To win a case for constructive dismissal, an employee must prove one or more of the following: a serious breach of contract; unreasonable changes to working hours or location; having to work in hazardous conditions; or being bullied or harassed. There must be no doubt that the resignation was because of an employer’s inappropriate behaviour.
How to Avoid a Constructive Dismissal Case
Such a case can usually be avoided if you don’t use the Lord Sugar style of dealing with your employees. If you take the trouble to recognise and address employee concerns, you can usually work things out so that, if you do have to lose someone, it can all be done amicably. If the worst happens, and you receive a letter of resignation, respond immediately, in writing if necessary. Let him or her know that you have valued their contribution and ask if they will consider withdrawing the resignation. Offer an invitation to a meeting to discuss the problems and see if they can be worked out together.

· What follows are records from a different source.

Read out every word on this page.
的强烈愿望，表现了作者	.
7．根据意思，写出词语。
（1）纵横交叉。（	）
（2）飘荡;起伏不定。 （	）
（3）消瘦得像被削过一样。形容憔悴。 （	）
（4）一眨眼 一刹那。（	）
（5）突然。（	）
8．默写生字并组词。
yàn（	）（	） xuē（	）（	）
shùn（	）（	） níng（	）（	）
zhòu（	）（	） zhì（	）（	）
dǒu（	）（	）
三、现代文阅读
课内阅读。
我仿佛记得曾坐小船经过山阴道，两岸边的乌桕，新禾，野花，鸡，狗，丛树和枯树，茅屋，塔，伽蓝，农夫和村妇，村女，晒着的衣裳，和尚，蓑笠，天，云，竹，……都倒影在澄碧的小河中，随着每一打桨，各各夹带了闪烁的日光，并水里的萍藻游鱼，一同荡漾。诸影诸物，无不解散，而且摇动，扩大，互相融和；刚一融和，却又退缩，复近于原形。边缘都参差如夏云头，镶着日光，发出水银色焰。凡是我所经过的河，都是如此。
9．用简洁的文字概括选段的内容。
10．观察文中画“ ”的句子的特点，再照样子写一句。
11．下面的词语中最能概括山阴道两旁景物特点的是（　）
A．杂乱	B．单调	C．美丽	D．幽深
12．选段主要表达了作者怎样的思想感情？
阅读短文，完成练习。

It probably won’t come to that if your HR policies and procedures are regularly updated, with changes always publicised among your staff. Serious changes should first have a consultation period, in which you discuss the reasons for needing the changes and whether there is any other way round the problem. Don’t dismiss ideas that come from lower down in the hierarchy without giving them an airing. It’s not unknown for the office gopher to think up something that can be tweaked and made workable. And don’t forget to give credit where it is due.
You need to be open with staff and not leave them guessing if there is tension about something. They will remain loyal if you have a reputation for fairness and consistency.